経理・会計ソフトによる
「経営の見える化」

 日々大量に発生する伝票処理などの業務の効率化は、経理・会計ソフト導入の目的の一つではある。だが、その本領は、製品・サービスや部門ごとの売り上げなどの収益状況や社内外の情報を迅速・的確に把握し、経営者の意思決定を支援する「経営の見える化」にある。

 せっかくそれなりの手間や時間をかけて入力した情報を、過去の決算書の作成だけのために使うのはもったいない。自社の製品・サービスの売れ行きがどのように推移しているのか、店舗ごとあるいは部門ごとの収益構造なども、経理・会計ソフトで見ることができる。トップが組織全体の動向を把握し、経営計画を遂行するために、経理・会計ソフトは活用すべきなのだ。

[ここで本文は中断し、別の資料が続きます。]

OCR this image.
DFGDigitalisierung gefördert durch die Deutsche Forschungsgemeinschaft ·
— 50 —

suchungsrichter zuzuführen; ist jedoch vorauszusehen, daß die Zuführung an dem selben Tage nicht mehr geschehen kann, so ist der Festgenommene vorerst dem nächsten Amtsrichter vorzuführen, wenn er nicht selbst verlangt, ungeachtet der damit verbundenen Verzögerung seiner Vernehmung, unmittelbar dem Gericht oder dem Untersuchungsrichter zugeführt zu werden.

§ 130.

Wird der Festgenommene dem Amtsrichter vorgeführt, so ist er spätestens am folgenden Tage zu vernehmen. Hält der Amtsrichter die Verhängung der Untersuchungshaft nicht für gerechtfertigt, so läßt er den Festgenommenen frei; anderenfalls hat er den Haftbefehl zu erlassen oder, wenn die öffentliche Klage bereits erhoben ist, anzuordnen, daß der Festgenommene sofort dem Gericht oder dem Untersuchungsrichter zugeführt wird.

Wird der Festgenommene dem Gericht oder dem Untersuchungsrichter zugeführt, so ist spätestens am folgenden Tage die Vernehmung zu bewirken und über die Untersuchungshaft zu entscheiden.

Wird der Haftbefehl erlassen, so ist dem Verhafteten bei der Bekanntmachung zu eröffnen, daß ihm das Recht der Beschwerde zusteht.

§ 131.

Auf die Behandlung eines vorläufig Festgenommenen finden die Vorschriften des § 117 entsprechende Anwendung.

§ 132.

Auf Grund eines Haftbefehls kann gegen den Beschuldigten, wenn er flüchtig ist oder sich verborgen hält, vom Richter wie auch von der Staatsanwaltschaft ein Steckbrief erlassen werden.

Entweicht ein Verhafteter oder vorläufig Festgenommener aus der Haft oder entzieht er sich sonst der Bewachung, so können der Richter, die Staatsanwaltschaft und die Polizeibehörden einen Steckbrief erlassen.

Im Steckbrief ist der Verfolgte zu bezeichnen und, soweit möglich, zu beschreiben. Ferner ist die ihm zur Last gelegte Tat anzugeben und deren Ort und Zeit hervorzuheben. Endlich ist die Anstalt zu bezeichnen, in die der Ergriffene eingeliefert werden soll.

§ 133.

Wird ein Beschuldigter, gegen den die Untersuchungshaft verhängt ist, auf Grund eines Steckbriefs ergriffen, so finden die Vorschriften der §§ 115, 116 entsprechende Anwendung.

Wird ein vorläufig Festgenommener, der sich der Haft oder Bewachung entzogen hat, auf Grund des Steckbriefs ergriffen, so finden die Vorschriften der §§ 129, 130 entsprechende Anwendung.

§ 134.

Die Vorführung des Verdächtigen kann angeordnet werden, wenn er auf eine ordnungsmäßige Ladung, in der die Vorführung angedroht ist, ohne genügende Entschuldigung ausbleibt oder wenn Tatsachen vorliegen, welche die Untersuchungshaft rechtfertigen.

 経営計画で掲げた予算と実績を時系列で比較し、その数値をグラフで可視化するなどして、目標の達成に必要な戦略立案に役立てることもできる。こうした経営の見える化を支援するため、経理・会計ソフトには部門・商品別の業績など重要な情報を分かりやすく表示する機能や、時系列での比較・分析を行う機能を備えているものも多い。

 日々の変化を数値から敏感に察知して、次なる戦略をすぐに立てる――トップの意思決定が末端にまで素早く伝わりやすく、小回りの利く中堅中小企業にとって、実は経理・会計ソフトは大きな武器となり得る。

 最後に付け加えるならば、経理・会計ソフトは「導入したら終わり」ではない。継続的に活用し続けるためのサポートの有無を含め、自社に合った製品・サービスを検討したい。